Aloni wanderte 1939 ohne ihre Familie nach Israel aus und wurde eine der wichtigsten deutsch-israelischen Schriftstellerinnen. Ihre Familie kam in Konzentrationslagern um. Über ihren letzten Besuch in Paderborn unmittelbar nach der sog. Reichskristallnacht, dem Pogrom vom 9. und 10. November 1938, hat sie die Erzählung "Kristall und Schäferhund" geschrieben.

Immer wieder hat Jenny Aloni sich mit Paderborn und der NS-Zeit auseinandergesetzt, und nach Jahren des Schweigens und der Nichtbeachtung verlieh die Stadt der Dichterin 1967 ihren Kulturpreis. 20 Jahre später wurde die Herausgabe eines ersten Auswahlbandes ebenfalls unterstützt. Am 9. November 1993, wenige Wochen nach Alonis Tod, wurde ein Mahnmal an der Stelle der zerstörten Paderborner Synagoge errichtet.

Es gilt hier, eine wichtige regionale und internationale Schriftstellerin zu entdecken, die noch immer zu wenig Beachtung findet. Eine Lesung mit Texten von Jenny Aloni wird Teil des Programms sein, wenn Jürgen Overhoff und ich am 20. September zum ersten Mal seit 1938 die ehemalige Lippstädter Synagoge der Öffentlichkeit mit einem "Tag der Offenen Tür" zugänglich machen. In Zusammenarbeit mit dem derzeitigen Eigentümer, der ebenfalls an einer Öffnung des Ortes interessiert ist, und der Stadt Lippstadt wird es ein Programm mit Vorträgen, Lesungen, Führungen, Musik geben. Später dazu mehr. Save the date!

Sie sagen gedenken gedenken
weil sie immer vergessen
Ich sage vergessen vergessen
weil ich immer gedenke.


Tagebuch J. Aloni, 20.4.1983
Jenny Aloni, "... man müsste einer späteren Generation Bericht geben"

Ein literarisches Lesebuch zur deutsch-jüdischen Geschichte und eine Einführung in Leben und Werk Jenny Alonis.
Mit Erzählungen (u. a. "Kristall und Schäferhund"), Gedichten und Tagebucheinträgen sowie mit einem Vorwort und einem ausführlichen Text über Lebensweg und Werk von Jenny Aloni, beide verfasst von Hartmut Steinecke.

Mehr über Jenny Aloni erfährt man beim Online-Archiv Jüdische Schriftstellerinnen und Schriftsteller in Westfalen oder beim bereits erwähnten Jenny Aloni Archiv.

*

Was Jenny Aloni (1917 – 1993) für Paderborn, ist Karen Gershon (1923 – 1993) für Bielefeld.

Sie wurde als jüngstes Kind des Architekten Paul Loewenthal und seiner Frau Selma geboren; ihr Vater baute u. a. das berühmte Bielefelder "Kachelhaus".

WIKIPEDIA: Die Loewenthals verarmten mit Beginn der nationalsozialistischen Diktatur 1933 zusehends.

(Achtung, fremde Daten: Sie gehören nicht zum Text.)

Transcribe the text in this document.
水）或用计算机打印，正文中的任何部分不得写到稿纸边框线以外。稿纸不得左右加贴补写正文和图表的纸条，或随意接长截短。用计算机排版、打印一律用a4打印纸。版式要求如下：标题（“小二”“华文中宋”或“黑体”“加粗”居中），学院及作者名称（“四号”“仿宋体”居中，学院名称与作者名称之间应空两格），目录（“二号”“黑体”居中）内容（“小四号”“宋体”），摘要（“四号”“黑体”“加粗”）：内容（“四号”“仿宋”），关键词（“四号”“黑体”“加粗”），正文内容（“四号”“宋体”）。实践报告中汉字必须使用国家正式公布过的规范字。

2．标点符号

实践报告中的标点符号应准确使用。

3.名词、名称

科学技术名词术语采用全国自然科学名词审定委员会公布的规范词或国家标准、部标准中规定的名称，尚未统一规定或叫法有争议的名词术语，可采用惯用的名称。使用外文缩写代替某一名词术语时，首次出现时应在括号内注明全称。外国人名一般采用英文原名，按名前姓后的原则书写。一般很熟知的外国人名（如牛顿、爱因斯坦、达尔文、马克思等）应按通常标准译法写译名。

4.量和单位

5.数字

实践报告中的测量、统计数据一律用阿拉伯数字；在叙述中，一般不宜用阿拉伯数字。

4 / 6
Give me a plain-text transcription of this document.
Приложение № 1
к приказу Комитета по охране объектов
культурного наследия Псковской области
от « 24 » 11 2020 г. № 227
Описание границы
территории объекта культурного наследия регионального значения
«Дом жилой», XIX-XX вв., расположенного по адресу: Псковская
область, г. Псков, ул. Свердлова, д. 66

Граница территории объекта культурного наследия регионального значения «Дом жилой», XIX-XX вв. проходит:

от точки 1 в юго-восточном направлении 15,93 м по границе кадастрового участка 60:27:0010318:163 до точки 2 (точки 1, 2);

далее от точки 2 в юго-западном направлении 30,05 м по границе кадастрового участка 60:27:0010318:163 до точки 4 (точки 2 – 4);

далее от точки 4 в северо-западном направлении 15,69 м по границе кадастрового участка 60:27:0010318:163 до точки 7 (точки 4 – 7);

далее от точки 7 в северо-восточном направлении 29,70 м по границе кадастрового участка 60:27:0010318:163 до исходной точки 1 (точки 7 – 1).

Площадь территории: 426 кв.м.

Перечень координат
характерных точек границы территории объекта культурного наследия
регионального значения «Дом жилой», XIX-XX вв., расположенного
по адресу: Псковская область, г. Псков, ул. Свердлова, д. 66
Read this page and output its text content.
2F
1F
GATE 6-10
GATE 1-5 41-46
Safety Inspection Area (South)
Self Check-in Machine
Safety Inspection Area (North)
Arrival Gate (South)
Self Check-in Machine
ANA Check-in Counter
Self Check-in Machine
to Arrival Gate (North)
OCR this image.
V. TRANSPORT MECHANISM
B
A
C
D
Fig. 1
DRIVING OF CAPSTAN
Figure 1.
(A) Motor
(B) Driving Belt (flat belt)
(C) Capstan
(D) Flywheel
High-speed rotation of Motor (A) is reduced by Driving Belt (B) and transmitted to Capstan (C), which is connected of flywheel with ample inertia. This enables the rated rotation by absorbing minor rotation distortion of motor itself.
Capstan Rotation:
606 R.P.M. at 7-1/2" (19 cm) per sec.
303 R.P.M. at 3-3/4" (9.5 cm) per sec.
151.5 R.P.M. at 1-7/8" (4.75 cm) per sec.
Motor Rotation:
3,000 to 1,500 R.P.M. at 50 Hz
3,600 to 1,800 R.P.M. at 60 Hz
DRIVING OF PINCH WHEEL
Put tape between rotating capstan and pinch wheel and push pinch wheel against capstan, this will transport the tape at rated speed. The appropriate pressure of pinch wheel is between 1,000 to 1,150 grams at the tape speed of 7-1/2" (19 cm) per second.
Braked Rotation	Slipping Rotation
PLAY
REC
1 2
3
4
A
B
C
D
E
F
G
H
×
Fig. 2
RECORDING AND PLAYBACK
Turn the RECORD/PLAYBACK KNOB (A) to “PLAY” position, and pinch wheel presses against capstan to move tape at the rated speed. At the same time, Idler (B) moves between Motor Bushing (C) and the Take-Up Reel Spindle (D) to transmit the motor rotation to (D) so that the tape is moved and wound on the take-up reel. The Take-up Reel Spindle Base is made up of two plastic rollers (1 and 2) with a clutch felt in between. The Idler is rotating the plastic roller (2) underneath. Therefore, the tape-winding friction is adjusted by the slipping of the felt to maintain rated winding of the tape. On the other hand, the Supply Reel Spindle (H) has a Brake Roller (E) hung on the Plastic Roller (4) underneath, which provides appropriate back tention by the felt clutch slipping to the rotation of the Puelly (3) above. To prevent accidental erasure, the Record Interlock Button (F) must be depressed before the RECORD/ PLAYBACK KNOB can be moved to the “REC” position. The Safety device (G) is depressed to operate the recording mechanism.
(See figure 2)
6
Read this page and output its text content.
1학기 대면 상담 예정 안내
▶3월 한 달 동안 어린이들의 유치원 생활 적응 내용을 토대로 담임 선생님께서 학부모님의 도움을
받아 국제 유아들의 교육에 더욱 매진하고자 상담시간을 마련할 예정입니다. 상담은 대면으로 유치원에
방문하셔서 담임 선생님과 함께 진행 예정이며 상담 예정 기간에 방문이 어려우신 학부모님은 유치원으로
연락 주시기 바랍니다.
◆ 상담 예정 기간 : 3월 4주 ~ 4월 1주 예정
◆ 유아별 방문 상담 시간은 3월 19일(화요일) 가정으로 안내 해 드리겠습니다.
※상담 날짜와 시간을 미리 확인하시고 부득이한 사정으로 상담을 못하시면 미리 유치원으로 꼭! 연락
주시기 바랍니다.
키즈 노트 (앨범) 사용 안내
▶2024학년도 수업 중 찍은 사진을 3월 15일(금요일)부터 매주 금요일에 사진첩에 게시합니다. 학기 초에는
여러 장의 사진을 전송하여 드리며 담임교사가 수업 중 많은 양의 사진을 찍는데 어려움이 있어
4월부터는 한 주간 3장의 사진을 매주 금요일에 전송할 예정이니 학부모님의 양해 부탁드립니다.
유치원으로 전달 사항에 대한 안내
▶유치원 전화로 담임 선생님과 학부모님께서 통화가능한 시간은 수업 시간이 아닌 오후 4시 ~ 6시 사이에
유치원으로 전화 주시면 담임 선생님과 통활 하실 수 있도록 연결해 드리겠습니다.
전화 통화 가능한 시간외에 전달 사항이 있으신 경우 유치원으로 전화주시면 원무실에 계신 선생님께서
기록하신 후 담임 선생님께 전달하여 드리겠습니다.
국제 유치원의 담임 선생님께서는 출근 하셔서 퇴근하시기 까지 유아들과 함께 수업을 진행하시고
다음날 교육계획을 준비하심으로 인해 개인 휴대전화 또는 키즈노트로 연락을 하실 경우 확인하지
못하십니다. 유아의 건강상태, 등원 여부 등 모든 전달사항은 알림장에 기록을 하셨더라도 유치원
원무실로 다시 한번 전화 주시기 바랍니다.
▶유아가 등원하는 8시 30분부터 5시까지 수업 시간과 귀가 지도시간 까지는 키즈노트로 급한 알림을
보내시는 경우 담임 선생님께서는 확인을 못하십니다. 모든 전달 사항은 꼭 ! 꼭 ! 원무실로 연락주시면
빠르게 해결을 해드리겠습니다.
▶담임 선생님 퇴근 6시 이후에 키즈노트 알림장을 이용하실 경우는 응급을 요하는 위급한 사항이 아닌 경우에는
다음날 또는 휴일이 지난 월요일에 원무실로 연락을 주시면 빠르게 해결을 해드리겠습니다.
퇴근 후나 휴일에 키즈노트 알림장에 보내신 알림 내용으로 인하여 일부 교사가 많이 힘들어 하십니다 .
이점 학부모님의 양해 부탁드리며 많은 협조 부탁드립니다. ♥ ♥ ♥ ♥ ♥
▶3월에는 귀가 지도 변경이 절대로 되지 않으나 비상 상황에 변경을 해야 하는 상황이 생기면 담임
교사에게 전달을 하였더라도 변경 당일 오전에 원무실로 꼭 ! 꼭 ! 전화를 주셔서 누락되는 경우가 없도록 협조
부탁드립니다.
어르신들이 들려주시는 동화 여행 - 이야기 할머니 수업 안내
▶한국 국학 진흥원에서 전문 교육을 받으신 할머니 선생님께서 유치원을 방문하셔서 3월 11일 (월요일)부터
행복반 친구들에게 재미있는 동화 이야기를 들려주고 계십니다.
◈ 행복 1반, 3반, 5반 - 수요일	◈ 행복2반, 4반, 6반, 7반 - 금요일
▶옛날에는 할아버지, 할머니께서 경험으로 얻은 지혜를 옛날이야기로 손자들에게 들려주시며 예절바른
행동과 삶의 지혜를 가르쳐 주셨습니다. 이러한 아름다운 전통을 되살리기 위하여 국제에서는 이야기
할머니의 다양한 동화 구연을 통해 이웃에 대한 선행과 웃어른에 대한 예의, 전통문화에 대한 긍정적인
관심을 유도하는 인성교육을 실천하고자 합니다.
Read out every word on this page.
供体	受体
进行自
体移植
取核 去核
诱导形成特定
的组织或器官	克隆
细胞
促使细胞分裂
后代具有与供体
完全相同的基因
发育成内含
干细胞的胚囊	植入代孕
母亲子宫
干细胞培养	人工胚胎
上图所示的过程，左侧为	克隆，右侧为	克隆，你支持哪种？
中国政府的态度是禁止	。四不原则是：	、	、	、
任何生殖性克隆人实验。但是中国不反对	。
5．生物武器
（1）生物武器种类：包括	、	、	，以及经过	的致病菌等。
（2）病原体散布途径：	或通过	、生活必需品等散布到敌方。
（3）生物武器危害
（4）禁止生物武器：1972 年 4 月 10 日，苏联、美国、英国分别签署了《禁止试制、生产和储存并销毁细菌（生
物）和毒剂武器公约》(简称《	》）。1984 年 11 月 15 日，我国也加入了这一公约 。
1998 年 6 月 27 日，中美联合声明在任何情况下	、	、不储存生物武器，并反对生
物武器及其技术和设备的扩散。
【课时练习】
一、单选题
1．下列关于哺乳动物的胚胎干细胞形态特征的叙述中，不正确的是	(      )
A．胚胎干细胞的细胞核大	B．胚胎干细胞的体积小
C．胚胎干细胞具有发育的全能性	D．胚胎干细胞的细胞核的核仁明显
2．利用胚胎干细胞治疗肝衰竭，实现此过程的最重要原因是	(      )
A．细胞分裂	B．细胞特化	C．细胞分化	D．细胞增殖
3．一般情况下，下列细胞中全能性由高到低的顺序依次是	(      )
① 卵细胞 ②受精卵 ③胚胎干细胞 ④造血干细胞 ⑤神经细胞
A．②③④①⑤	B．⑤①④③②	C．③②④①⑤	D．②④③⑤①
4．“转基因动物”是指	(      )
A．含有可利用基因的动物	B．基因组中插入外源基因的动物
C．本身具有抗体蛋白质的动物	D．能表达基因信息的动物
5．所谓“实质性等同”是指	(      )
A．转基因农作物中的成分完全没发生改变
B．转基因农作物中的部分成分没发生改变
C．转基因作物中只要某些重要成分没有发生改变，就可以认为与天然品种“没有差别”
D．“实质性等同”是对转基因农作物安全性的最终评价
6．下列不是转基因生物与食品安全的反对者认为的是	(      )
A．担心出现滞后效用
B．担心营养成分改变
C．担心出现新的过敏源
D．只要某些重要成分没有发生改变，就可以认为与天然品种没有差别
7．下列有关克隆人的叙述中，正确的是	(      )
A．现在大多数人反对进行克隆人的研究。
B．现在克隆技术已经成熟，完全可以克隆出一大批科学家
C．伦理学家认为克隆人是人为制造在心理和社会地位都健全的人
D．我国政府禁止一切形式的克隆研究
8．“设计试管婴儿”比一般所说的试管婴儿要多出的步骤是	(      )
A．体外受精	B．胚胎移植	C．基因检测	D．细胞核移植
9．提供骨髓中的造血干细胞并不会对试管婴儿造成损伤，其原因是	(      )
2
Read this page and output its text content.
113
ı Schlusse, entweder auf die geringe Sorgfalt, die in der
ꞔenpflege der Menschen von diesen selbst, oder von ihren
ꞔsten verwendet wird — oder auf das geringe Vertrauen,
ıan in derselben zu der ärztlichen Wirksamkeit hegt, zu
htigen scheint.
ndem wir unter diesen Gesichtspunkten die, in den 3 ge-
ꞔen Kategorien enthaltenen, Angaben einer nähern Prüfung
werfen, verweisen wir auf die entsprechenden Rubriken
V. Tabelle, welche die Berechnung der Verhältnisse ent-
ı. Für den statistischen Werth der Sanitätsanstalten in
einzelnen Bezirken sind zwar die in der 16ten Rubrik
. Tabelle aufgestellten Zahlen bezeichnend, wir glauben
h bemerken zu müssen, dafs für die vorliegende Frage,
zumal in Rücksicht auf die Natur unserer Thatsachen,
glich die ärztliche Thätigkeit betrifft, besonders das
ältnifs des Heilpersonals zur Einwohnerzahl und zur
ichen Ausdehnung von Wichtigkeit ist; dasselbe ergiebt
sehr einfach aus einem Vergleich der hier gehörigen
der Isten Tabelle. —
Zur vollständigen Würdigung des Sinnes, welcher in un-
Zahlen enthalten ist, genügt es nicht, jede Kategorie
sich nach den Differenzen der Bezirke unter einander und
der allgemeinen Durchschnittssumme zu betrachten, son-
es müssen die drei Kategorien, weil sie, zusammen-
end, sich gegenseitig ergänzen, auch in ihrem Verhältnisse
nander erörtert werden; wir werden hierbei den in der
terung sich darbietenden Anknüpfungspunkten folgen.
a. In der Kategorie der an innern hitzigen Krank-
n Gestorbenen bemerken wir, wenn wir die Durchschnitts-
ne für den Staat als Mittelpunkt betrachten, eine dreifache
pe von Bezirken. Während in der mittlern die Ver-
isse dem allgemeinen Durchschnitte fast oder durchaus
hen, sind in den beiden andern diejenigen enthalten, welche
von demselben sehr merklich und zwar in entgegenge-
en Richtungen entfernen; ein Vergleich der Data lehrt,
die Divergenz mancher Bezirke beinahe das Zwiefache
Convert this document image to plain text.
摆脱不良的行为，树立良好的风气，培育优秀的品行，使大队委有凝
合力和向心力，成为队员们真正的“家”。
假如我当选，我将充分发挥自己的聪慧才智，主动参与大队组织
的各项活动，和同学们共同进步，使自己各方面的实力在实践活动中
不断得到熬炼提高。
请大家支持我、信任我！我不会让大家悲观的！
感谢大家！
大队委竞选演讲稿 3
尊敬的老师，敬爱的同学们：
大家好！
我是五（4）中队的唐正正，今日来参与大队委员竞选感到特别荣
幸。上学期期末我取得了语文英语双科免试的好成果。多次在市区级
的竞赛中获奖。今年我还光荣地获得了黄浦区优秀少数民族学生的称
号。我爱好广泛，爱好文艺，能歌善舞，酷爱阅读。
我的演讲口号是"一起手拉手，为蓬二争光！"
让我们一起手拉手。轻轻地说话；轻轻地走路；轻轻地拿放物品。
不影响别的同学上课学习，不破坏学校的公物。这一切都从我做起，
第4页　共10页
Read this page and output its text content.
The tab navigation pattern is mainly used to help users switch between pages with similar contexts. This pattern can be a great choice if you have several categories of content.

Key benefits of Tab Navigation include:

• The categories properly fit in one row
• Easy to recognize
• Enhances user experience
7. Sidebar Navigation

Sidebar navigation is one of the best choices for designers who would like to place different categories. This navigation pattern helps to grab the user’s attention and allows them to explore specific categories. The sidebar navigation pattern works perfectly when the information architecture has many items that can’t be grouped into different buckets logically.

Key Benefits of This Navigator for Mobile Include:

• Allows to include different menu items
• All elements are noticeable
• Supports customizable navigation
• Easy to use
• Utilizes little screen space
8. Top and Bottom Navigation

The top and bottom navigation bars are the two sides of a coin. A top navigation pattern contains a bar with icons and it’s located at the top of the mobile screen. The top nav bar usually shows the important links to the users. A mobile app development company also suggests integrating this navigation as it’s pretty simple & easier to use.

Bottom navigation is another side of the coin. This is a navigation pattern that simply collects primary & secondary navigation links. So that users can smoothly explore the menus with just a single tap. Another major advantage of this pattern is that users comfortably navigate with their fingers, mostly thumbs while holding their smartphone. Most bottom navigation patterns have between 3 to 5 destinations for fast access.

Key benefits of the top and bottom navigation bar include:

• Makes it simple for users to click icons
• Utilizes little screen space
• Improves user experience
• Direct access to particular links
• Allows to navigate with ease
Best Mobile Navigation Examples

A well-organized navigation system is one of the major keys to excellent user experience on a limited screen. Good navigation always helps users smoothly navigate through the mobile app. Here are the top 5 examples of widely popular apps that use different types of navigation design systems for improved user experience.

Der Vater, der der Familie durch seine Arbeit einen relativen Wohlstand hatte sichern können, erhielt keine Aufträge mehr und musste ihren Unterhalt nun mit Gelegenheitsarbeiten sichern. Den zunehmenden Diskriminierungen und Anfeindungen folgten weitere Ausgrenzungen. So musste Käthe 1936 die Sarepta-Schule der Von Bodelschwinghschen Anstalten verlassen und auf die Luisenschule – noch heute an der Paulusstraße – wechseln. (...) Ein großer Einschnitt in ihrem Leben erfolgte 1938. Gemeinsam mit ihrer Schwester Lise wurde sie mit dem Kindertransport nach Großbritannien verbracht. Ihre Eltern und Anne blieben in Bielefeld, wurden 1941 nach Riga deportiert und kamen unter ungeklärten Umständen um. (...) 1948 heiratete Karen einen Kunstlehrer, mit dem sie vier Kinder bekam. Von 1968 bis 1973 lebte die Familie in Israel, wurde dort aber nicht heimisch. Am 24. März starb die Schriftstellerin in London und wurde an der Seite ihrer Schwester Anne in Bristol begraben.

Neben Gedichten und Romanen veröffentlichte Karen Gershon 1992 ihre auf Englisch verfasste Autobiografie mit dem Titel A Lesser Child (dt. Das Unterkind). Auch von ihrer Schwester Lise Loewenthal-Montecorboli (1922 – 2003) existiert eine Autobiographie mit dem Titel Shalom, Ruth, Shalom.